Figure 3. Increased hepatic iNOS protein levels, but not CYP2E1 in WT-FF mice.

(a,b) Immunoblot images and densitometric analyses for CYP2E1 and iNOS, respectively, normalized to β-actin (c). Values for WT-STD were set at 1 as controls. G, genotype. Columns without a common letter are significantly different from each other, P < 0.05.

Figure 4. Increased serum endotoxin and hepatic markers of inflammation in WT-FF.

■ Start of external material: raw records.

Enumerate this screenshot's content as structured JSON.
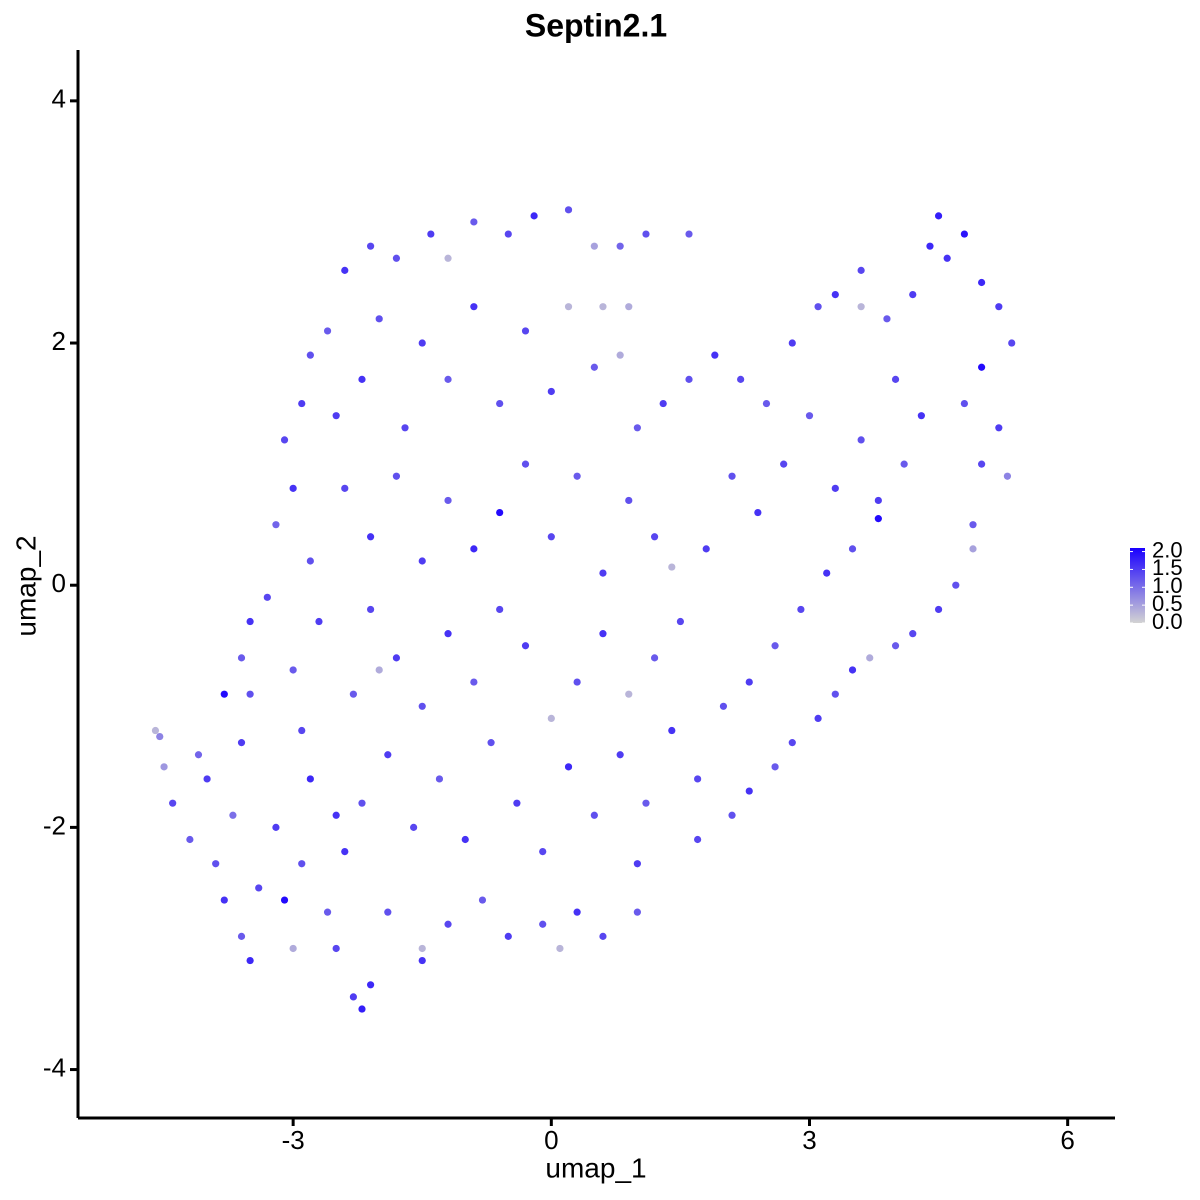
{
  "chart_data": {
    "type": "scatter",
    "title": "Septin2.1",
    "xlabel": "umap_1",
    "ylabel": "umap_2",
    "xlim": [
      -5.5,
      6.55
    ],
    "ylim": [
      -4.4,
      4.42
    ],
    "xticks": [
      -3,
      0,
      3,
      6
    ],
    "yticks": [
      -4,
      -2,
      0,
      2,
      4
    ],
    "colors": [
      "#d3d3d3",
      "#1a00ff"
    ],
    "color_lim": [
      0,
      2.1
    ],
    "color_ticks": [
      {
        "value": 0,
        "label": "0.0"
      },
      {
        "value": 0.5,
        "label": "0.5"
      },
      {
        "value": 1,
        "label": "1.0"
      },
      {
        "value": 1.5,
        "label": "1.5"
      },
      {
        "value": 2,
        "label": "2.0"
      }
    ],
    "x": [
      -4.6,
      -4.55,
      -4.5,
      -4.4,
      -4.2,
      -4.0,
      -4.1,
      -3.9,
      -3.8,
      -3.6,
      -3.5,
      -3.4,
      -3.7,
      -3.6,
      -3.5,
      -3.6,
      -3.5,
      -3.3,
      -3.2,
      -3.1,
      -3.0,
      -2.9,
      -2.8,
      -2.9,
      -3.0,
      -2.7,
      -2.8,
      -3.2,
      -3.0,
      -3.1,
      -2.9,
      -2.8,
      -2.6,
      -2.4,
      -2.1,
      -1.8,
      -1.4,
      -1.2,
      -0.9,
      -0.5,
      -0.2,
      0.2,
      0.5,
      0.8,
      1.1,
      1.6,
      0.6,
      0.9,
      -2.5,
      -2.2,
      -2.0,
      -1.7,
      -1.5,
      -1.2,
      -0.9,
      -0.6,
      -0.3,
      0.0,
      0.2,
      0.5,
      0.8,
      -2.4,
      -2.1,
      -1.8,
      -1.5,
      -1.2,
      -0.9,
      -0.6,
      -0.3,
      0.0,
      0.3,
      0.6,
      0.9,
      1.2,
      1.4,
      1.0,
      1.3,
      1.6,
      1.9,
      2.2,
      2.5,
      2.8,
      3.1,
      3.3,
      3.6,
      3.6,
      3.9,
      4.2,
      4.4,
      4.5,
      4.6,
      4.8,
      5.0,
      5.2,
      5.35,
      5.0,
      4.8,
      5.2,
      5.0,
      5.3,
      4.9,
      4.9,
      4.7,
      4.5,
      4.2,
      4.0,
      3.7,
      3.5,
      3.3,
      3.1,
      2.8,
      2.6,
      2.3,
      2.1,
      1.7,
      1.0,
      1.0,
      0.6,
      0.3,
      0.1,
      -0.1,
      -0.5,
      -0.8,
      -1.2,
      -1.5,
      -1.5,
      -1.9,
      -2.1,
      -2.3,
      -2.2,
      -2.5,
      -2.6,
      -2.4,
      -2.2,
      -1.9,
      -1.6,
      -1.3,
      -1.0,
      -0.7,
      -0.4,
      -0.1,
      0.2,
      0.5,
      0.8,
      1.1,
      1.4,
      1.7,
      2.0,
      2.3,
      2.6,
      2.9,
      3.2,
      3.5,
      3.8,
      4.1,
      4.3,
      4.0,
      3.6,
      3.3,
      3.0,
      2.7,
      2.4,
      2.1,
      1.8,
      1.5,
      1.2,
      0.9,
      0.6,
      0.3,
      0.0,
      -0.3,
      -0.6,
      -0.9,
      -1.2,
      -1.5,
      -1.8,
      -2.1,
      -2.3,
      -2.5,
      -2.0,
      -3.8,
      3.8
    ],
    "y": [
      -1.2,
      -1.25,
      -1.5,
      -1.8,
      -2.1,
      -1.6,
      -1.4,
      -2.3,
      -2.6,
      -2.9,
      -3.1,
      -2.5,
      -1.9,
      -1.3,
      -0.9,
      -0.6,
      -0.3,
      -0.1,
      -2.0,
      -2.6,
      -3.0,
      -2.3,
      -1.6,
      -1.2,
      -0.7,
      -0.3,
      0.2,
      0.5,
      0.8,
      1.2,
      1.5,
      1.9,
      2.1,
      2.6,
      2.8,
      2.7,
      2.9,
      2.7,
      3.0,
      2.9,
      3.05,
      3.1,
      2.8,
      2.8,
      2.9,
      2.9,
      2.3,
      2.3,
      1.4,
      1.7,
      2.2,
      1.3,
      2.0,
      1.7,
      2.3,
      1.5,
      2.1,
      1.6,
      2.3,
      1.8,
      1.9,
      0.8,
      0.4,
      0.9,
      0.2,
      0.7,
      0.3,
      0.6,
      1.0,
      0.4,
      0.9,
      0.1,
      0.7,
      0.4,
      0.15,
      1.3,
      1.5,
      1.7,
      1.9,
      1.7,
      1.5,
      2.0,
      2.3,
      2.4,
      2.6,
      2.3,
      2.2,
      2.4,
      2.8,
      3.05,
      2.7,
      2.9,
      2.5,
      2.3,
      2.0,
      1.8,
      1.5,
      1.3,
      1.0,
      0.9,
      0.5,
      0.3,
      0.0,
      -0.2,
      -0.4,
      -0.5,
      -0.6,
      -0.7,
      -0.9,
      -1.1,
      -1.3,
      -1.5,
      -1.7,
      -1.9,
      -2.1,
      -2.3,
      -2.7,
      -2.9,
      -2.7,
      -3.0,
      -2.8,
      -2.9,
      -2.6,
      -2.8,
      -3.1,
      -3.0,
      -2.7,
      -3.3,
      -3.4,
      -3.5,
      -3.0,
      -2.7,
      -2.2,
      -1.8,
      -1.4,
      -2.0,
      -1.6,
      -2.1,
      -1.3,
      -1.8,
      -2.2,
      -1.5,
      -1.9,
      -1.4,
      -1.8,
      -1.2,
      -1.6,
      -1.0,
      -0.8,
      -0.5,
      -0.2,
      0.1,
      0.3,
      0.7,
      1.0,
      1.4,
      1.7,
      1.2,
      0.8,
      1.4,
      1.0,
      0.6,
      0.9,
      0.3,
      -0.3,
      -0.6,
      -0.9,
      -0.4,
      -0.8,
      -1.1,
      -0.5,
      -0.2,
      -0.8,
      -0.4,
      -1.0,
      -0.6,
      -0.2,
      -0.9,
      -1.9,
      -0.7,
      -0.9,
      0.55
    ],
    "values": [
      0.3,
      0.8,
      0.6,
      1.4,
      1.2,
      1.5,
      1.1,
      1.3,
      1.6,
      1.2,
      1.7,
      1.4,
      1.0,
      1.5,
      1.3,
      1.2,
      1.6,
      1.4,
      1.5,
      2.0,
      0.4,
      1.3,
      1.7,
      1.4,
      1.2,
      1.5,
      1.3,
      1.1,
      1.6,
      1.4,
      1.5,
      1.3,
      1.2,
      1.6,
      1.4,
      1.3,
      1.5,
      0.3,
      1.2,
      1.4,
      1.7,
      1.3,
      0.5,
      1.1,
      1.3,
      1.2,
      0.3,
      0.4,
      1.5,
      1.6,
      1.3,
      1.4,
      1.5,
      1.2,
      1.6,
      1.3,
      1.4,
      1.5,
      0.3,
      1.2,
      0.4,
      1.4,
      1.6,
      1.3,
      1.5,
      1.2,
      1.7,
      2.0,
      1.3,
      1.4,
      1.2,
      1.5,
      1.3,
      1.4,
      0.3,
      1.2,
      1.5,
      1.3,
      1.6,
      1.4,
      1.2,
      1.5,
      1.3,
      1.6,
      1.4,
      0.3,
      1.2,
      1.5,
      1.7,
      1.8,
      1.6,
      1.9,
      1.7,
      1.5,
      1.4,
      2.0,
      1.3,
      1.5,
      1.4,
      0.8,
      1.2,
      0.5,
      1.3,
      1.5,
      1.4,
      1.2,
      0.4,
      1.6,
      1.3,
      1.5,
      1.4,
      1.2,
      1.6,
      1.3,
      1.4,
      1.5,
      1.2,
      1.4,
      1.6,
      0.3,
      1.3,
      1.5,
      1.2,
      1.4,
      1.6,
      0.3,
      1.3,
      1.7,
      1.5,
      1.8,
      1.4,
      1.2,
      1.6,
      1.3,
      1.5,
      1.4,
      1.2,
      1.6,
      1.3,
      1.5,
      1.4,
      1.7,
      1.3,
      1.5,
      1.2,
      1.6,
      1.4,
      1.3,
      1.5,
      1.2,
      1.4,
      1.6,
      1.3,
      1.5,
      1.2,
      1.6,
      1.4,
      1.3,
      1.5,
      1.2,
      1.4,
      1.6,
      1.3,
      1.5,
      1.4,
      1.2,
      0.3,
      1.6,
      1.3,
      0.3,
      1.5,
      1.4,
      1.2,
      1.6,
      1.3,
      1.5,
      1.4,
      1.2,
      1.6,
      0.4,
      2.0,
      2.0
    ]
  }
}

(a) Tabulated serum endotoxin levels. Immunoblot images and densitometric analyses for (b) TLR-4, (c) TNF-α, (d) F4/80, and (e) cleaved osteopontin, normalized to β-actin (f). Values for WT-STD were set at 1 as controls (n = 3–4/group). D, diet; G, genotype. Columns without a common letter are significantly different from each other, P < 0.05.

Figure 5. Alteration of hepatic proteins involved in lipid homeostasis in FF-fed mice.

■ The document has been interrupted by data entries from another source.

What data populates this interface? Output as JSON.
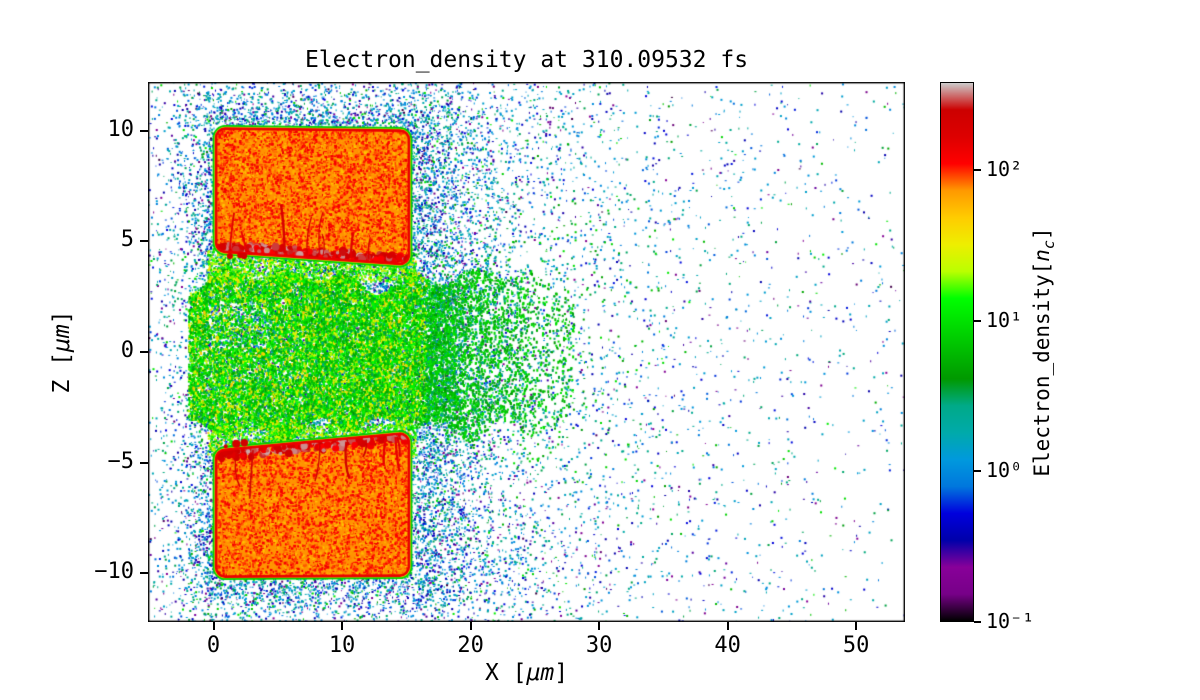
{
  "chart_data": {
    "type": "heatmap",
    "title": "Electron_density at 310.09532 fs",
    "time_label": "310.09532 fs",
    "xlabel": {
      "prefix": "X [",
      "math": "μm",
      "suffix": "]"
    },
    "ylabel": {
      "prefix": "Z [",
      "math": "μm",
      "suffix": "]"
    },
    "xlim": [
      -5.1,
      53.8
    ],
    "ylim": [
      -12.2,
      12.2
    ],
    "x_ticks": [
      0,
      10,
      20,
      30,
      40,
      50
    ],
    "y_ticks": [
      -10,
      -5,
      0,
      5,
      10
    ],
    "grid": false,
    "scale": "log",
    "vmin": 0.1,
    "vmax": 385,
    "colormap": {
      "name": "nipy_spectral",
      "stops": [
        [
          0.0,
          "#000000"
        ],
        [
          0.05,
          "#770088"
        ],
        [
          0.1,
          "#880099"
        ],
        [
          0.15,
          "#0000aa"
        ],
        [
          0.2,
          "#0000dd"
        ],
        [
          0.25,
          "#0077dd"
        ],
        [
          0.3,
          "#0099dd"
        ],
        [
          0.35,
          "#00aaaa"
        ],
        [
          0.4,
          "#00aa88"
        ],
        [
          0.45,
          "#009900"
        ],
        [
          0.5,
          "#00bb00"
        ],
        [
          0.55,
          "#00dd00"
        ],
        [
          0.6,
          "#00ff00"
        ],
        [
          0.65,
          "#bbff00"
        ],
        [
          0.7,
          "#eeee00"
        ],
        [
          0.75,
          "#ffcc00"
        ],
        [
          0.8,
          "#ff9900"
        ],
        [
          0.85,
          "#ff0000"
        ],
        [
          0.9,
          "#dd0000"
        ],
        [
          0.95,
          "#cc0000"
        ],
        [
          1.0,
          "#cccccc"
        ]
      ]
    },
    "colorbar": {
      "label": {
        "prefix": "Electron_density[",
        "math": "n",
        "sub": "c",
        "suffix": "]"
      },
      "ticks": [
        {
          "value": 100,
          "label": "10²"
        },
        {
          "value": 10,
          "label": "10¹"
        },
        {
          "value": 1,
          "label": "10⁰"
        },
        {
          "value": 0.1,
          "label": "10⁻¹"
        }
      ]
    },
    "features": {
      "upper_target": {
        "corners": [
          [
            0.2,
            10.1
          ],
          [
            15.2,
            10.0
          ],
          [
            15.2,
            3.95
          ],
          [
            0.2,
            4.55
          ]
        ],
        "fill_value": 75,
        "edge_value": 140,
        "band_edge": "bottom"
      },
      "lower_target": {
        "corners": [
          [
            0.2,
            -4.45
          ],
          [
            15.2,
            -3.65
          ],
          [
            15.2,
            -10.1
          ],
          [
            0.2,
            -10.15
          ]
        ],
        "fill_value": 75,
        "edge_value": 140,
        "band_edge": "top"
      },
      "plasma_channel": {
        "x": [
          -2,
          28
        ],
        "z": [
          -3.6,
          3.6
        ],
        "value_range": [
          2.5,
          55
        ]
      },
      "noise_cloud": {
        "x": [
          -5.1,
          53.8
        ],
        "z": [
          -12.2,
          12.2
        ],
        "value_range": [
          0.12,
          11
        ]
      }
    }
  }
}
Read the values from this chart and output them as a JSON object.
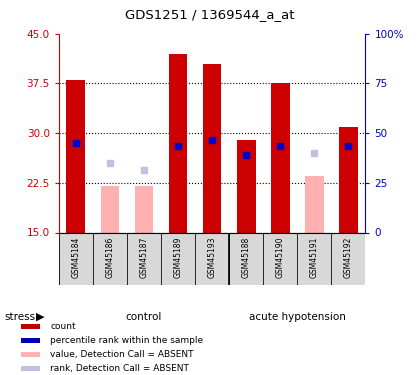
{
  "title": "GDS1251 / 1369544_a_at",
  "samples": [
    "GSM45184",
    "GSM45186",
    "GSM45187",
    "GSM45189",
    "GSM45193",
    "GSM45188",
    "GSM45190",
    "GSM45191",
    "GSM45192"
  ],
  "ylim_left": [
    15,
    45
  ],
  "ylim_right": [
    0,
    100
  ],
  "yticks_left": [
    15,
    22.5,
    30,
    37.5,
    45
  ],
  "yticks_right": [
    0,
    25,
    50,
    75,
    100
  ],
  "red_bar_top": [
    38.0,
    null,
    null,
    42.0,
    40.5,
    29.0,
    37.5,
    null,
    31.0
  ],
  "pink_bar_top": [
    null,
    22.0,
    22.0,
    null,
    null,
    null,
    null,
    23.5,
    null
  ],
  "red_bar_bottom": 15,
  "blue_square_y": [
    28.5,
    null,
    null,
    28.0,
    29.0,
    26.7,
    28.0,
    null,
    28.0
  ],
  "lavender_square_y": [
    null,
    25.5,
    24.5,
    null,
    null,
    null,
    null,
    27.0,
    null
  ],
  "bar_width": 0.55,
  "control_color": "#c8f5c8",
  "acute_color": "#44dd44",
  "label_area_color": "#d8d8d8",
  "stress_label": "stress",
  "control_label": "control",
  "acute_label": "acute hypotension",
  "legend_items": [
    {
      "color": "#bb0000",
      "label": "count"
    },
    {
      "color": "#0000bb",
      "label": "percentile rank within the sample"
    },
    {
      "color": "#ffb0b0",
      "label": "value, Detection Call = ABSENT"
    },
    {
      "color": "#c0c0e0",
      "label": "rank, Detection Call = ABSENT"
    }
  ],
  "left_tick_color": "#cc0000",
  "right_tick_color": "#0000cc",
  "n_control": 5,
  "n_acute": 4
}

Immunoblot images and densitometric analyses for (a) FAS, (b) PPAR-α, (c) PPAR-γ, and (d) CB1-R, normalized to β-actin (e) are shown. Values for WT-STD were set at 1 as controls (n = 3–4/group). D, diet; G, genotype. Columns without a common letter are significantly different from each other, P < 0.05.

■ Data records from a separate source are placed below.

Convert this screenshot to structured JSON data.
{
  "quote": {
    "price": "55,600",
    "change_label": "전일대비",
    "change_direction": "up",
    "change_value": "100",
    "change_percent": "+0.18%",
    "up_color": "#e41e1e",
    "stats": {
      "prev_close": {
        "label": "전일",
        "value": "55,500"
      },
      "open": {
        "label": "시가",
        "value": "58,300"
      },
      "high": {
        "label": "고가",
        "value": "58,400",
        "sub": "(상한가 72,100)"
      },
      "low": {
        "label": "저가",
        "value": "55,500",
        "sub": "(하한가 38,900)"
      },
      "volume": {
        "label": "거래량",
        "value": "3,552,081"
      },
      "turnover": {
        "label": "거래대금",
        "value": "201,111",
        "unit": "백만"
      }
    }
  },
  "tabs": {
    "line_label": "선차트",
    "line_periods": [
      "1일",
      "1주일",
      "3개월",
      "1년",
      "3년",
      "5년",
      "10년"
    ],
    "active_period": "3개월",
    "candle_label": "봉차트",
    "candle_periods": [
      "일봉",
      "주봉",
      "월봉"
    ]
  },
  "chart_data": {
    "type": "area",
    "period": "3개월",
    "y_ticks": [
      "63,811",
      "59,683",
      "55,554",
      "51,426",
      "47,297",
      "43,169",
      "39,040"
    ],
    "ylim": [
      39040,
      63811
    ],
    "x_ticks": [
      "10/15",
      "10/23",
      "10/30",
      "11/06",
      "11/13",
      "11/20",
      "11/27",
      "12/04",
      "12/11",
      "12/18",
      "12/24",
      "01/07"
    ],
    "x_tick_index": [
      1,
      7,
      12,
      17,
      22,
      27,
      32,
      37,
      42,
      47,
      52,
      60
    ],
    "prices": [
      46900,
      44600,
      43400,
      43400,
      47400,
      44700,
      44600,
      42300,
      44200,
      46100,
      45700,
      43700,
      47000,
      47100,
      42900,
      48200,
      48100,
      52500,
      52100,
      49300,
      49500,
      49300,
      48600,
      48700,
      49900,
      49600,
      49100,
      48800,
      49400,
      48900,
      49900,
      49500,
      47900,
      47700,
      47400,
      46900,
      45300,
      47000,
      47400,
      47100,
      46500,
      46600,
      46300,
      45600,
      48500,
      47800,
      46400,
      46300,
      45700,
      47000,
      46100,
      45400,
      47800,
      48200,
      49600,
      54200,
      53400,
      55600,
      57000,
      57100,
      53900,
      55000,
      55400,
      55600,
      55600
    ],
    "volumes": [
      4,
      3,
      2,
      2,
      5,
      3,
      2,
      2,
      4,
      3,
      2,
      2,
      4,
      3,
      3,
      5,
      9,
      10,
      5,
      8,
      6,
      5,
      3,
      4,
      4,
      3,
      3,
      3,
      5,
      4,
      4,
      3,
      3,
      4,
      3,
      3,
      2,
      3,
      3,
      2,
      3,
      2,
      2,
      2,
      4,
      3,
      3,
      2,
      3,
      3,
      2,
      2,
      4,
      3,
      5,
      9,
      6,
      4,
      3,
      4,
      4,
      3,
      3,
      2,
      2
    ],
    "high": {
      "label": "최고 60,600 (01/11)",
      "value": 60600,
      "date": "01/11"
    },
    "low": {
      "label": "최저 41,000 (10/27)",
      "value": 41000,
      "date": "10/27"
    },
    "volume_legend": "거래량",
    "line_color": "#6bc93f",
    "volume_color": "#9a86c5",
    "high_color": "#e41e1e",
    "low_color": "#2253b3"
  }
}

Figure 6. Increased levels of ER stress proteins in WT-FF.

Transmission EM analysis demonstrates (a) regularly organized ER (ER) (STD) and irregularly arranged and/or disrupted ER in FF (FF), which are more prominent in WT-FF (n = 3–4/group). (b) Nuclei are shown for all groups. Immunoblot images and densitometric analyses for (c) P-ATF-2, (F, upper) P-ELF-2, and (G, upper) P-PERK, normalized to their corresponding protein as indicated. Values for WT-STD were set at 1 as controls (n = 3–4/group). D, diet; G, genotype. Columns without a common letter are significantly different from each other, P < 0.05.

Figure 7. Impaired GT and increased IR in WT-FF.

(a,b) Tail blood was collected following glucose injection (i.p., 2 g/kg) or (C and D) insulin injection (i.p., 0.75 U/kg; Eli Lilly) at indicated times, and total AUC values were tabulated (n = 4/group). *Significantly different from control, P < 0.05.

Figure 8. Schematic diagram for the role of CYP2E1 in western FF-mediated liver fibrosis.

The first and second hits for the development of NASH and fibrosis by western fast food are presented. CYP2E1 seems to play a critical role in elevating the first hit, fat accumulation, and the development of advanced stages of NASH with liver fibrosis through multiple second hits such as increased nitroxidative stress, ER stress, gut derived endotoxin levels, inflammation, and insulin resistance (IR). The dotted arrows refer to delayed or little development.